Running pgvector on Amazon Aurora PostgreSQL-Compatible Edition offers a vector store with operational capabilities, high availability, and scalability. It is favored for Retrieval Augmented Generation (RAG) workloads transitioning to production, but increased traffic introduces challenges like query latency and memory management.
Key operational practices for pgvector workloads include selecting the appropriate index type (HNSW or IVFFlat), establishing a baseline schema, choosing a suitable distance operator, scaling the index through quantization and partitioning, and preparing for churn and observability.
The prerequisites for using pgvector include an Aurora PostgreSQL-Compatible cluster with specific PostgreSQL versions and the vector extension enabled. The embedding model used in examples is Amazon Titan Text Embeddings V2, which produces 1024-dimensional embeddings.
pgvector supports two Approximate Nearest Neighbor (ANN) index types: HNSW, which is efficient for querying and allows for incremental insertions, and IVFFlat, which is less resource-intensive but requires rebuilding if data changes. There are scenarios where forgoing an index is beneficial, such as small datasets or partitioned datasets requiring 100% recall.
A baseline schema for a multi-tenant document store includes creating a table for documents with an embedding vector and establishing indexes for tenant IDs and embeddings using HNSW. The recommended parameters for HNSW include m = 16 and ef_construction = 128.
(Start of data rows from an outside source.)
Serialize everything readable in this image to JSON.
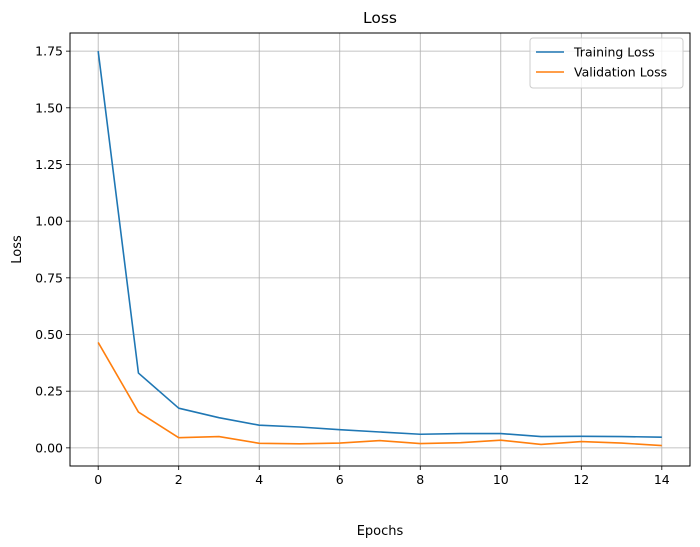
{
  "chart_data": {
    "type": "line",
    "title": "Loss",
    "xlabel": "Epochs",
    "ylabel": "Loss",
    "xlim": [
      -0.7,
      14.7
    ],
    "ylim": [
      -0.08,
      1.83
    ],
    "xticks": [
      0,
      2,
      4,
      6,
      8,
      10,
      12,
      14
    ],
    "xtick_labels": [
      "0",
      "2",
      "4",
      "6",
      "8",
      "10",
      "12",
      "14"
    ],
    "yticks": [
      0.0,
      0.25,
      0.5,
      0.75,
      1.0,
      1.25,
      1.5,
      1.75
    ],
    "ytick_labels": [
      "0.00",
      "0.25",
      "0.50",
      "0.75",
      "1.00",
      "1.25",
      "1.50",
      "1.75"
    ],
    "grid": true,
    "legend_position": "top-right",
    "x": [
      0,
      1,
      2,
      3,
      4,
      5,
      6,
      7,
      8,
      9,
      10,
      11,
      12,
      13,
      14
    ],
    "series": [
      {
        "name": "Training Loss",
        "color": "#1f77b4",
        "values": [
          1.75,
          0.33,
          0.175,
          0.133,
          0.1,
          0.092,
          0.08,
          0.07,
          0.06,
          0.063,
          0.063,
          0.05,
          0.051,
          0.05,
          0.047
        ]
      },
      {
        "name": "Validation Loss",
        "color": "#ff7f0e",
        "values": [
          0.465,
          0.158,
          0.045,
          0.05,
          0.02,
          0.018,
          0.021,
          0.032,
          0.019,
          0.023,
          0.034,
          0.015,
          0.028,
          0.021,
          0.01
        ]
      }
    ]
  }
}
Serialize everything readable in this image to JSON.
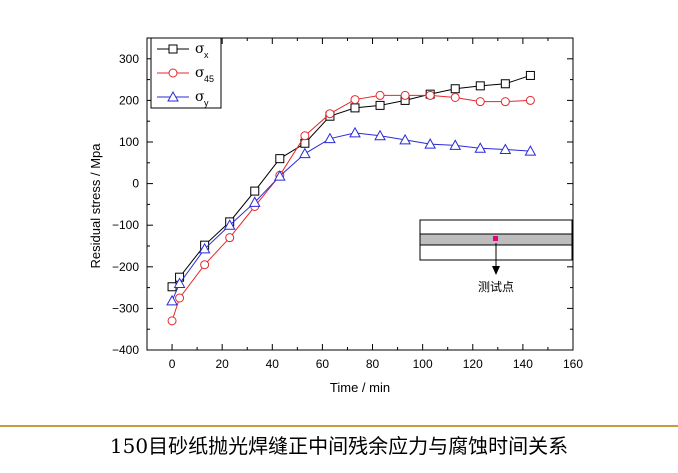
{
  "chart_data": {
    "type": "line",
    "title": "",
    "xlabel": "Time / min",
    "ylabel": "Residual stress / Mpa",
    "xlim": [
      -10,
      160
    ],
    "ylim": [
      -400,
      350
    ],
    "xticks": [
      0,
      20,
      40,
      60,
      80,
      100,
      120,
      140,
      160
    ],
    "yticks": [
      -400,
      -300,
      -200,
      -100,
      0,
      100,
      200,
      300
    ],
    "grid": false,
    "legend_position": "top-left",
    "series": [
      {
        "name": "σ",
        "subscript": "x",
        "marker": "square",
        "color": "#000000",
        "x": [
          0,
          3,
          13,
          23,
          33,
          43,
          53,
          63,
          73,
          83,
          93,
          103,
          113,
          123,
          133,
          143
        ],
        "y": [
          -248,
          -225,
          -148,
          -92,
          -18,
          60,
          97,
          162,
          182,
          188,
          200,
          215,
          228,
          235,
          240,
          260
        ]
      },
      {
        "name": "σ",
        "subscript": "45",
        "marker": "circle",
        "color": "#e8262a",
        "x": [
          0,
          3,
          13,
          23,
          33,
          43,
          53,
          63,
          73,
          83,
          93,
          103,
          113,
          123,
          133,
          143
        ],
        "y": [
          -330,
          -275,
          -195,
          -130,
          -55,
          20,
          115,
          168,
          202,
          212,
          212,
          212,
          207,
          197,
          197,
          200
        ]
      },
      {
        "name": "σ",
        "subscript": "y",
        "marker": "triangle",
        "color": "#2a2ad8",
        "x": [
          0,
          3,
          13,
          23,
          33,
          43,
          53,
          63,
          73,
          83,
          93,
          103,
          113,
          123,
          133,
          143
        ],
        "y": [
          -282,
          -240,
          -157,
          -100,
          -45,
          18,
          72,
          108,
          122,
          115,
          105,
          95,
          92,
          85,
          82,
          78
        ]
      }
    ],
    "annotation": "测试点"
  },
  "caption": "150目砂纸抛光焊缝正中间残余应力与腐蚀时间关系",
  "colors": {
    "divider": "#c79a3a",
    "inset_band": "#bdbdbd",
    "inset_point": "#e6007e"
  }
}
Scaling to millions of vectors involves quantization, tuning HNSW parameters, and partitioning. Aurora Optimized Reads can extend effective cache capacity, and managing index churn is crucial for maintaining performance. Observability metrics include query-level statistics, instance-level metrics, and custom application-defined metrics.
To clean up after testing, it is advisable to drop the created indexes and tables, and delete the Aurora PostgreSQL-Compatible cluster and any manual snapshots taken during testing.